Javier me cuenta la otra historia, esa que ya van 8 –camino a las 9- generaciones que desde aquella expulsión de los Jesuitas por la corona española, permiten que Francisco Antonio Diaz adquiera la tierra, las propiedades, más de 200 esclavos, 30 mil cabezas de ganado entre mulas –lo más importante- bovinos, ovinos y otros y desde aquel entonces, todos sus herederos fueron preservando esta Estancia que aún hoy, es la más conservada de todas las obras de los Jesuitas.

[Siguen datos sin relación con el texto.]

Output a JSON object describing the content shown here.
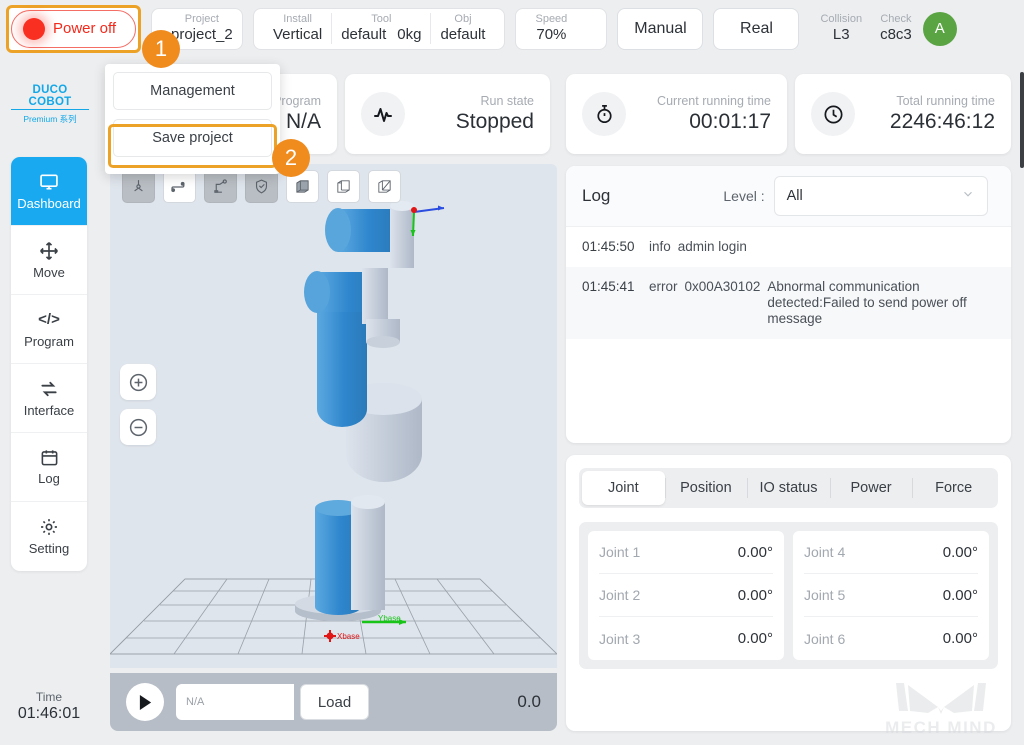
{
  "topbar": {
    "power": {
      "label": "Power off",
      "dot_color": "#f92f22",
      "highlight_color": "#eca227"
    },
    "project": {
      "key": "Project",
      "value": "project_2"
    },
    "install": {
      "key": "Install",
      "value": "Vertical"
    },
    "tool": {
      "key": "Tool",
      "value": "default",
      "payload": "0kg"
    },
    "obj": {
      "key": "Obj",
      "value": "default"
    },
    "speed": {
      "key": "Speed",
      "value": "70%"
    },
    "mode_button": "Manual",
    "real_button": "Real",
    "collision": {
      "key": "Collision",
      "value": "L3"
    },
    "check": {
      "key": "Check",
      "value": "c8c3"
    },
    "avatar": {
      "initial": "A",
      "color": "#5aa444"
    }
  },
  "branding": {
    "logo_main": "DUCO COBOT",
    "logo_sub": "Premium 系列",
    "color": "#13a7e8"
  },
  "sidebar": {
    "items": [
      {
        "label": "Dashboard",
        "icon": "monitor-icon",
        "active": true
      },
      {
        "label": "Move",
        "icon": "move-arrows-icon",
        "active": false
      },
      {
        "label": "Program",
        "icon": "code-icon",
        "active": false
      },
      {
        "label": "Interface",
        "icon": "exchange-icon",
        "active": false
      },
      {
        "label": "Log",
        "icon": "calendar-icon",
        "active": false
      },
      {
        "label": "Setting",
        "icon": "gear-icon",
        "active": false
      }
    ],
    "clock": {
      "key": "Time",
      "value": "01:46:01"
    }
  },
  "cards": {
    "program": {
      "key": "Program",
      "value": "N/A",
      "icon": "document-icon"
    },
    "run_state": {
      "key": "Run state",
      "value": "Stopped",
      "icon": "pulse-icon"
    },
    "current_running_time": {
      "key": "Current running time",
      "value": "00:01:17",
      "icon": "stopwatch-icon"
    },
    "total_running_time": {
      "key": "Total running time",
      "value": "2246:46:12",
      "icon": "clock-icon"
    }
  },
  "dropdown": {
    "items": [
      {
        "label": "Management",
        "highlighted": false
      },
      {
        "label": "Save project",
        "highlighted": true
      }
    ],
    "highlight_color": "#eca227"
  },
  "callouts": [
    {
      "number": "1",
      "color": "#f08b1d"
    },
    {
      "number": "2",
      "color": "#f08b1d"
    }
  ],
  "viewport": {
    "tools": [
      {
        "name": "axis-icon",
        "active": true
      },
      {
        "name": "path-icon",
        "active": false
      },
      {
        "name": "robot-icon",
        "active": true
      },
      {
        "name": "shield-icon",
        "active": true
      },
      {
        "name": "cube-solid-icon",
        "active": false
      },
      {
        "name": "cube-wire-icon",
        "active": false
      },
      {
        "name": "cube-outline-icon",
        "active": false
      }
    ],
    "zoom_in": "zoom-in-icon",
    "zoom_out": "zoom-out-icon",
    "axis_labels": {
      "x": "Xbase",
      "y": "Ybase"
    },
    "background": "#dfe5ec"
  },
  "runbar": {
    "play": "play-icon",
    "program_placeholder": "N/A",
    "load_label": "Load",
    "value": "0.0"
  },
  "log": {
    "title": "Log",
    "level_label": "Level :",
    "level_value": "All",
    "entries": [
      {
        "time": "01:45:50",
        "level": "info",
        "message": "admin login"
      },
      {
        "time": "01:45:41",
        "level": "error",
        "code": "0x00A30102",
        "message": "Abnormal communication detected:Failed to send power off message"
      }
    ]
  },
  "status": {
    "tabs": [
      {
        "label": "Joint",
        "active": true
      },
      {
        "label": "Position",
        "active": false
      },
      {
        "label": "IO status",
        "active": false
      },
      {
        "label": "Power",
        "active": false
      },
      {
        "label": "Force",
        "active": false
      }
    ],
    "joints_left": [
      {
        "name": "Joint 1",
        "value": "0.00°"
      },
      {
        "name": "Joint 2",
        "value": "0.00°"
      },
      {
        "name": "Joint 3",
        "value": "0.00°"
      }
    ],
    "joints_right": [
      {
        "name": "Joint 4",
        "value": "0.00°"
      },
      {
        "name": "Joint 5",
        "value": "0.00°"
      },
      {
        "name": "Joint 6",
        "value": "0.00°"
      }
    ]
  },
  "watermark": {
    "text": "MECH MIND"
  }
}
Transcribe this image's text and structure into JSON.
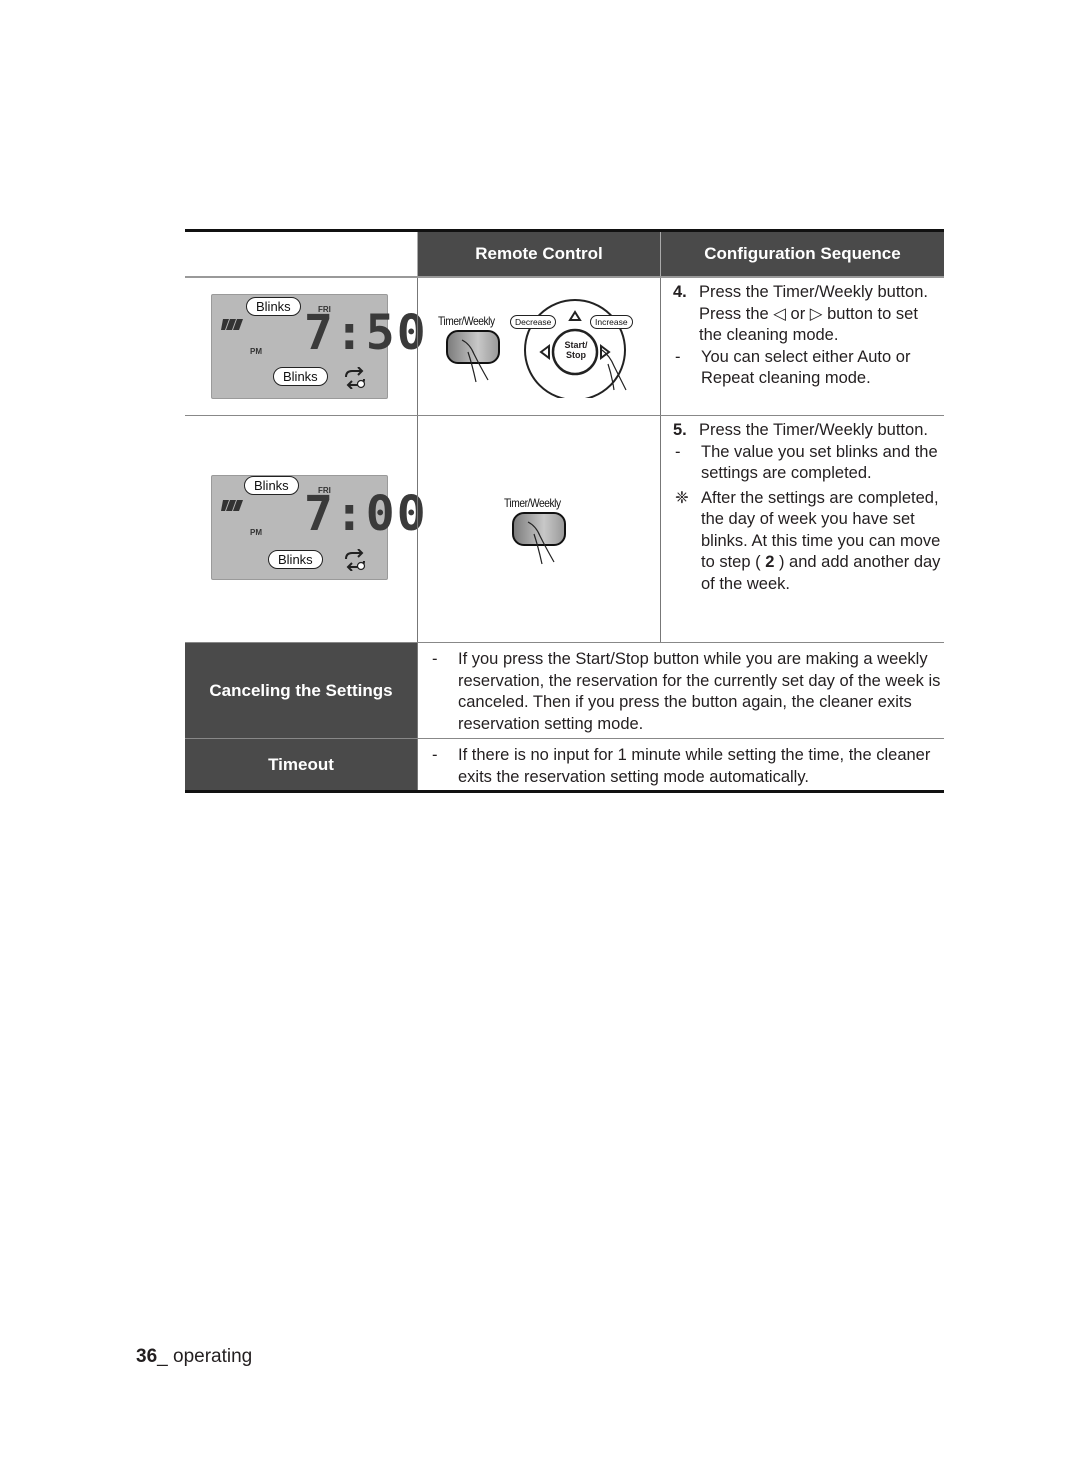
{
  "table": {
    "headers": [
      "",
      "Remote Control",
      "Configuration Sequence"
    ],
    "rows": [
      {
        "display": {
          "time": "7:50",
          "day": "FRI",
          "period": "PM",
          "callouts": [
            "Blinks",
            "Blinks"
          ]
        },
        "remote": {
          "button_label": "Timer/Weekly",
          "dial_labels": {
            "left": "Decrease",
            "right": "Increase",
            "center": "Start/ Stop"
          }
        },
        "sequence": {
          "number": "4.",
          "text": "Press the Timer/Weekly button. Press the ◁ or ▷ button to set the cleaning mode.",
          "notes": [
            {
              "bullet": "-",
              "text": "You can select either Auto or Repeat cleaning mode."
            }
          ]
        }
      },
      {
        "display": {
          "time": "7:00",
          "day": "FRI",
          "period": "PM",
          "callouts": [
            "Blinks",
            "Blinks"
          ]
        },
        "remote": {
          "button_label": "Timer/Weekly"
        },
        "sequence": {
          "number": "5.",
          "text": "Press the Timer/Weekly button.",
          "notes": [
            {
              "bullet": "-",
              "text": "The value you set blinks and the settings are completed."
            },
            {
              "bullet": "❈",
              "text_before": "After the settings are completed, the day of week you have set blinks. At this time you can move to step ( ",
              "bold": "2",
              "text_after": " ) and add another day of the week."
            }
          ]
        }
      }
    ],
    "extra_rows": [
      {
        "label": "Canceling the Settings",
        "bullet": "-",
        "text": "If you press the Start/Stop button while you are making a weekly reservation, the reservation for the currently set day of the week is canceled. Then if you press the button again, the cleaner exits reservation setting mode."
      },
      {
        "label": "Timeout",
        "bullet": "-",
        "text": "If there is no input for 1 minute while setting the time, the cleaner exits the reservation setting mode automatically."
      }
    ]
  },
  "footer": {
    "page_number": "36",
    "separator": "_ ",
    "section": "operating"
  }
}
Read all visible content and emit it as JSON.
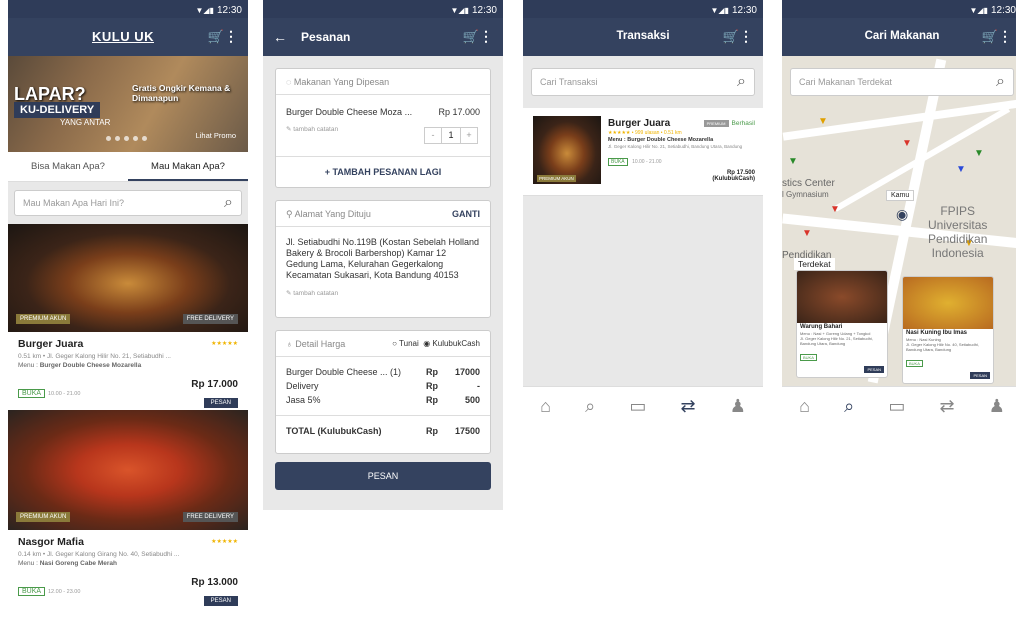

La recorrida no solo pasa por cientos de habitaciones y recovecos, una verdadera obra de arte que aún hoy cualquier empresario hotelero, miraría con la más sana de las envidias, viendo como la arquitectura solo de maderas, ladrillos y tejas españolas, eran capaces de entretejer un sistema habitacional único, con cocinas, baños, talleres y hasta un noviciado hace años ya destruido, formaban parte de este verdadero fuerte entre murallas, tajameres, acequias y sierras.
Mucho se puede contar de lo que aquí ocurrió, no existe una sola historia, detrás de estos muros seguramente hay una historia real que no conoceremos, o al menos parcialmente, pero las huellas están, aquí hubo mucho trabajo, mucha dedicación, mucho entender que para fortificarse, el orden y el bienestar en cada día, depende de tu “estancia”, de allí tal vez nazca uno de los tantos nombres que un lugar así merece.
Esa misma historia que paradójicamente, tiene a la Virgen de Santa Catalina de Alejandría, asesinada por los romanos, vaya castigo para una mujer nacida en Egipto y convertida en cristina, que raramente en la imagen de la capilla, tiene una cabeza en sus pies, posiblemente según la leyenda, la de su propio ejecutor.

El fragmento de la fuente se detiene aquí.